Proposições in-situ/site-specific norteiam as propostas de criação em dança do Núcleo Aqui Mesmo. Neste site pretendemos colocar em perspectiva este tema alimentando e estimulando reflexões em torno de criações in situ. Nesta perspectiva, à medida em que nossos projetos tomam corpo, pretendemos enriquecer esta seção compartilhando textos, artigos, links e projetos que se dedicam à esta prática da arte in situ.
Site-specific / in situ.
Por Carmen Morais
O termo site-specific (sítio específico) ou arte in situ é um termo proveniente das artes plásticas e que , segundo Daniel Buren, artista precursor e teórico da arte in situ na França nos anos 70, faz menção a “obras concebidas para um lugar preciso e que se articulam particularmente com, à causa de, por e em relação a um entorno preciso”[1].
In situ, que em latim significa no lugar’ designa criações artísticas que se articulam e se compõem ao redor dos diferentes elementos presentes no espaço/lugar/sítio onde acontece. São criações que são indissociáveis de seu lugar de acolhimento e este último se torna um dos elementos principais de elaboração da criação.
Criações site-specific / in situ emergiram sobretudo nos anos 60 e 70 onde uma constelação[2] de artistas encontraram a autenticidade de suas práticas e criações através do confronto com a dimensão global do espaço e da justaposição de linguagens artísticas. Esta abertura da arte em direção a novas zonas de experimentação, culminou também na ocupação de espaços híbridos e muitas vezes resultantes de projetos coletivos e colaborativos entre artistas de diferentes linguagens. Os desdobramentos destas experimentações, que se estendem à atualidade, são, para muitos artistas, um mote de pesquisa e de experimentação estética. Projetos site-specific são praticados em grande escala, por diferentes artistas e em diferentes lugares do mundo.

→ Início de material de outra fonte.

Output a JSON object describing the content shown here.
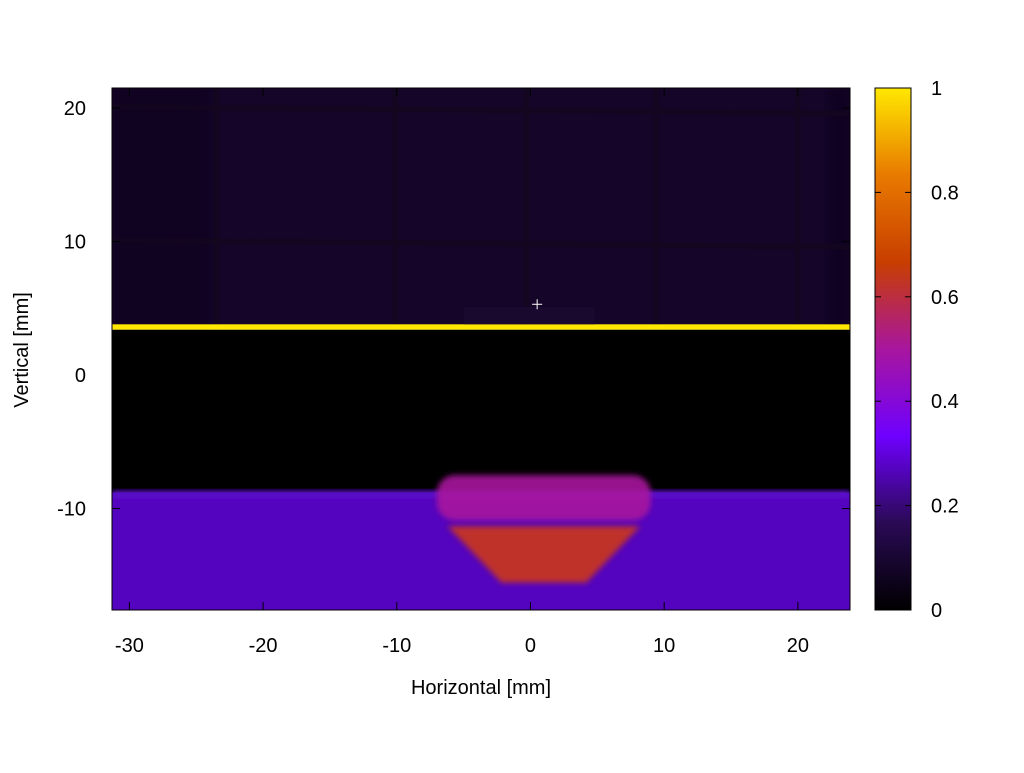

No que diz respeito a dança, nos anos 60 e 70, com as experimentações da coreógrafa americana Anna Halprin e dos artistas da Judson Dance Theater[3] podemos notar um investimento da dança à outros espaços para além do espaço convencional (palco italiano). É, sobretudo com o surgimento da dança dita pós- moderna[4] que a dança vai contestar o espaço cênico tradicional e inaugurar espaços que até então não eram espaços destinados à dança como por exemplo: fachadas e coberturas de prédios, muros e paredes, estacionamentos, usinas, parques, piscinas etc. A partir destas experimentações podemos notar a prática in situ/site specific ganhar corpo também na dança.
Roof Piece (1971) de Trisha Brown. Uma dezena de dançarinos são posicionados individualmente sobre as coberturas de prédios do bairro do Soho em Nova York.
Experiments in the Environment (1950) de Anna Halprin
Intervenção realizada num hangar do aeroporto de São Francisco.
No prolongamento destas experiências, podemos observar outros coreógrafos não só americanos mas também europeus que investem suas pesquisas coreográficas em projetos in situ.
Na França por exemplo , no início dos anos 80 Odile Duboc cria duas peças para a cidade Aix-en-Provence: Vols d’Oiseaux (1981) onde dezenas de dançarinos realizam travessias numa praça de Aix e Entr’actes(1983) realizada em Aix e em Paris. Aix cria um festival consagrado à dança fora do espaço convencional; Danse à Aix.
Odile Duboc – Vols d’Oiseaux (1981)
Nos anos 90, há um boom de artistas que se apropriam tanto de espaços públicos da cidade (praças, parques, ruas) como espaços privados (apartamentos, hotéis, lofts) ou ainda locais marginalizados ( edifícios abandonados, usinas desativadas).
O coreógrafo americano Mark Tompkins cria Plaque Tournante (1990-1992) este trabalho foi apresentado em praças e parques de diversas cidades européias confrontando à dança à geografia.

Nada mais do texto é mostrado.